Voucher aboliti: problema politico o di mentalità?

Nei giorni scorsi la Corte Costituzionale si è espressa sull’ammissibilità del referendum proposto dai vertici della CGIL, relativo all’abrogazione dei “voucher”. La data era stata fissata per il 28 maggio. Era, appunto, perché quell’articolo che prevedeva la loro esistenza è stato abolito con un dl (perciò almeno per i prossimi 60 giorni, visto che il Parlamento è chiamato a convertirlo entro tale scadenza) e quindi, dal 2018, i voucher dovrebbero cessare di esistere.

Spieghiamo subito cosa sono i vocher: buoni lavoro utilizzati per retribuire lavori occasionali di tipo accessorio.
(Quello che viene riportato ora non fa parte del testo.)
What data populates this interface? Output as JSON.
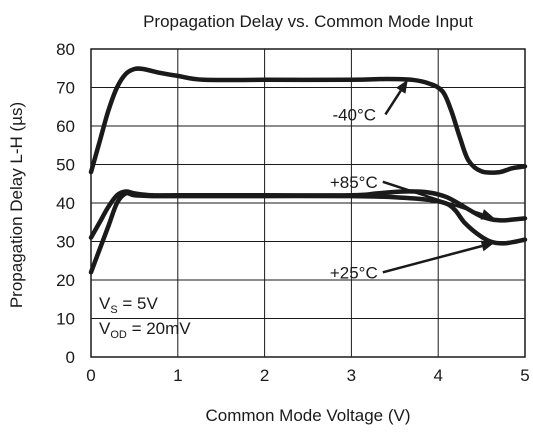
{
  "chart_data": {
    "type": "line",
    "title": "Propagation Delay vs. Common Mode Input",
    "xlabel": "Common Mode Voltage (V)",
    "ylabel": "Propagation Delay L-H (µs)",
    "xlim": [
      0,
      5
    ],
    "ylim": [
      0,
      80
    ],
    "xticks": [
      0,
      1,
      2,
      3,
      4,
      5
    ],
    "yticks": [
      0,
      10,
      20,
      30,
      40,
      50,
      60,
      70,
      80
    ],
    "grid": true,
    "series": [
      {
        "name": "-40°C",
        "color": "#1a1a1a",
        "points": [
          [
            0,
            48
          ],
          [
            0.1,
            56
          ],
          [
            0.2,
            64
          ],
          [
            0.3,
            70
          ],
          [
            0.4,
            73.5
          ],
          [
            0.5,
            74.8
          ],
          [
            0.6,
            74.8
          ],
          [
            0.8,
            73.8
          ],
          [
            1.0,
            73
          ],
          [
            1.3,
            72
          ],
          [
            2.0,
            72
          ],
          [
            3.0,
            72
          ],
          [
            3.4,
            72.2
          ],
          [
            3.7,
            72
          ],
          [
            3.9,
            71
          ],
          [
            4.05,
            69
          ],
          [
            4.15,
            64
          ],
          [
            4.25,
            57
          ],
          [
            4.35,
            51
          ],
          [
            4.5,
            48.2
          ],
          [
            4.7,
            48
          ],
          [
            4.85,
            49
          ],
          [
            5.0,
            49.5
          ]
        ]
      },
      {
        "name": "+85°C",
        "color": "#1a1a1a",
        "points": [
          [
            0,
            31
          ],
          [
            0.1,
            35
          ],
          [
            0.2,
            39
          ],
          [
            0.3,
            42
          ],
          [
            0.4,
            43
          ],
          [
            0.5,
            42.5
          ],
          [
            0.7,
            42
          ],
          [
            1.0,
            42
          ],
          [
            2.0,
            42
          ],
          [
            3.0,
            42
          ],
          [
            3.3,
            42.5
          ],
          [
            3.6,
            43
          ],
          [
            3.9,
            42.7
          ],
          [
            4.1,
            41.5
          ],
          [
            4.3,
            39
          ],
          [
            4.5,
            36.5
          ],
          [
            4.7,
            35.5
          ],
          [
            4.9,
            35.8
          ],
          [
            5.0,
            36
          ]
        ]
      },
      {
        "name": "+25°C",
        "color": "#1a1a1a",
        "points": [
          [
            0,
            22
          ],
          [
            0.1,
            28
          ],
          [
            0.2,
            34
          ],
          [
            0.3,
            40
          ],
          [
            0.4,
            42.5
          ],
          [
            0.5,
            42
          ],
          [
            0.7,
            41.8
          ],
          [
            1.0,
            41.8
          ],
          [
            2.0,
            41.8
          ],
          [
            3.0,
            41.8
          ],
          [
            3.5,
            41.5
          ],
          [
            3.9,
            40.8
          ],
          [
            4.1,
            39.8
          ],
          [
            4.2,
            38
          ],
          [
            4.3,
            35
          ],
          [
            4.45,
            32
          ],
          [
            4.6,
            30
          ],
          [
            4.75,
            29.5
          ],
          [
            4.9,
            30
          ],
          [
            5.0,
            30.5
          ]
        ]
      }
    ],
    "annotations": [
      {
        "text": "-40°C",
        "at": [
          3.3,
          63
        ],
        "arrow_to": [
          3.65,
          72
        ]
      },
      {
        "text": "+85°C",
        "at": [
          3.27,
          45.5
        ],
        "arrow_to": [
          4.65,
          36
        ]
      },
      {
        "text": "+25°C",
        "at": [
          3.27,
          22
        ],
        "arrow_to": [
          4.65,
          29.7
        ]
      }
    ],
    "conditions": [
      {
        "main": "V",
        "sub": "S",
        "rest": " = 5V"
      },
      {
        "main": "V",
        "sub": "OD",
        "rest": " = 20mV"
      }
    ]
  }
}
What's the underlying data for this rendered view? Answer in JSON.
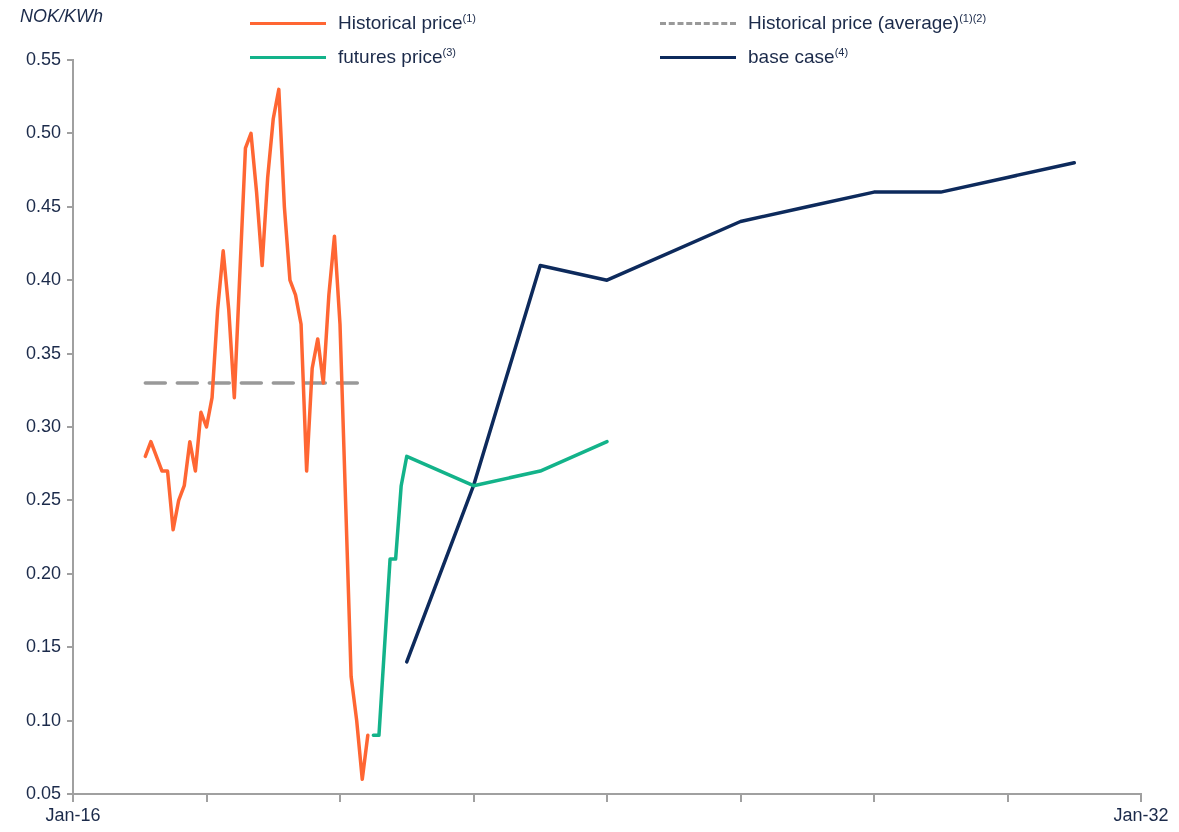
{
  "chart_data": {
    "type": "line",
    "ylabel": "NOK/KWh",
    "legend": "top",
    "xlim": [
      "2016-01",
      "2032-01"
    ],
    "xticks": [
      {
        "value": "2016-01",
        "label": "Jan-16"
      },
      {
        "value": "2018-01",
        "label": null
      },
      {
        "value": "2020-01",
        "label": null
      },
      {
        "value": "2022-01",
        "label": null
      },
      {
        "value": "2024-01",
        "label": null
      },
      {
        "value": "2026-01",
        "label": null
      },
      {
        "value": "2028-01",
        "label": null
      },
      {
        "value": "2030-01",
        "label": null
      },
      {
        "value": "2032-01",
        "label": "Jan-32"
      }
    ],
    "ylim": [
      0.05,
      0.55
    ],
    "yticks": [
      0.05,
      {
        "value": 0.1,
        "label": "0.10"
      },
      0.15,
      {
        "value": 0.2,
        "label": "0.20"
      },
      0.25,
      {
        "value": 0.3,
        "label": "0.30"
      },
      0.35,
      {
        "value": 0.4,
        "label": "0.40"
      },
      0.45,
      {
        "value": 0.5,
        "label": "0.50"
      },
      0.55
    ],
    "series": [
      {
        "name": "Historical price$^{(1)}$",
        "color": "#ff6633",
        "x": [
          "2017-02",
          "2017-03",
          "2017-05",
          "2017-06",
          "2017-07",
          "2017-08",
          "2017-09",
          "2017-10",
          "2017-11",
          "2017-12",
          "2018-01",
          "2018-02",
          "2018-03",
          "2018-04",
          "2018-05",
          "2018-06",
          "2018-08",
          "2018-09",
          "2018-10",
          "2018-11",
          "2018-12",
          "2019-01",
          "2019-02",
          "2019-03",
          "2019-04",
          "2019-05",
          "2019-06",
          "2019-07",
          "2019-08",
          "2019-09",
          "2019-10",
          "2019-11",
          "2019-12",
          "2020-01",
          "2020-03",
          "2020-04",
          "2020-05",
          "2020-06"
        ],
        "values": [
          0.28,
          0.29,
          0.27,
          0.27,
          0.23,
          0.25,
          0.26,
          0.29,
          0.27,
          0.31,
          0.3,
          0.32,
          0.38,
          0.42,
          0.38,
          0.32,
          0.49,
          0.5,
          0.46,
          0.41,
          0.47,
          0.51,
          0.53,
          0.45,
          0.4,
          0.39,
          0.37,
          0.27,
          0.34,
          0.36,
          0.33,
          0.39,
          0.43,
          0.37,
          0.13,
          0.1,
          0.06,
          0.09
        ]
      },
      {
        "name": "Historical price (average)$^{(1)(2)}$",
        "color": "#999999",
        "line_style": "dashed",
        "x": [
          "2017-02",
          "2020-05"
        ],
        "values": [
          0.33,
          0.33
        ]
      },
      {
        "name": "futures price$^{(3)}$",
        "color": "#13b38a",
        "x": [
          "2020-07",
          "2020-08",
          "2020-10",
          "2020-11",
          "2020-12",
          "2021-01",
          "2022-01",
          "2023-01",
          "2024-01"
        ],
        "values": [
          0.09,
          0.09,
          0.21,
          0.21,
          0.26,
          0.28,
          0.26,
          0.27,
          0.29
        ]
      },
      {
        "name": "base case$^{(4)}$",
        "color": "#0d2a5c",
        "x": [
          "2021-01",
          "2022-01",
          "2023-01",
          "2024-01",
          "2026-01",
          "2027-01",
          "2028-01",
          "2029-01",
          "2030-01",
          "2031-01"
        ],
        "values": [
          0.14,
          0.26,
          0.41,
          0.4,
          0.44,
          0.45,
          0.46,
          0.46,
          0.47,
          0.48
        ]
      }
    ]
  }
}
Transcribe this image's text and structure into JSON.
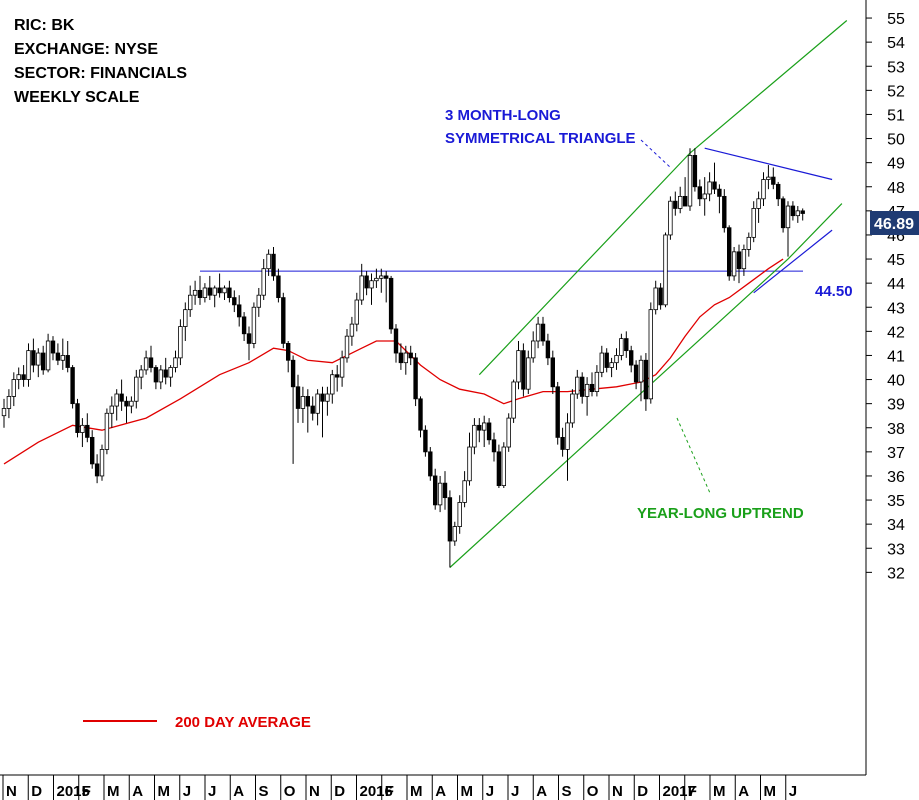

Per fare un esempio, sono uno strumento ideato principalmente per pagare la prestazione offerta dai camerieri che lavorano solo nel fine settimana, evitando quindi che questi vengano pagati in nero, consentendo così rintracciabilità e il versamento di un minimo di contributi. Non a caso, i voucher vengono rilasciati dall’INPS.

Dove è sorto il problema? In cause extra-parlamentari: c’è chi ha fatto dei buoni un vero e proprio metodo di transazione, invece di stipulare contratti chiari, a tempo determinato o indeterminato, poiché la legge è sembrata molto vaga sull’argomento.

Con tutto il disprezzo che si può provare per il legislatore, c’è una questione da chiarire: era specificato che i voucher servissero per quei lavori a giornata, ma ovviamente nella mente dell’italiano medio è sempre presente la logica del profitto, dell’approfittare di ogni possibile caso lucroso e quindi del trasgredire il buon costume ma nel rispetto della legge. Se i buoni erano stati concepiti per un determinato scopo, evidentemente quello doveva essere il fine.

È capitato di sentire storie di chi ha lavorato per mesi venendo retribuito a giornata tramite i buoni lavoro, addirittura per 90 giorni consecutivi, ma lì la fattispecie ci porta a ragionare in data maniera: perché il datore di lavoro non ha voluto stipulare un contratto a tempo determinato? Facile, perché con i voucher vengono pagati molto meno contributi ma allo stesso tempo meno tasse. Qui, perciò, sorge anche l’altro lato della medaglia: tasse elevate.

Da un lato, il legislatore e l’esecutivo devono provvedere riducendo la pressione fiscale che sta asfissiando tanti imprenditori, ma dall’altro anche alcuni di questi devono capire che, evitando di pagare i contributi dei dipendenti, non fanno un torto allo Stato, bensì ai loro prestatori di lavoro.

Se si fossero fronteggiati e confrontati sui fatti i punti tasse/mentalità, a quest’ora i buoni lavoro sarebbero osannati da chi necessita di un lavoratore giornaliero. Invece, adesso, vedremo un gran ritorno al lavoro in nero.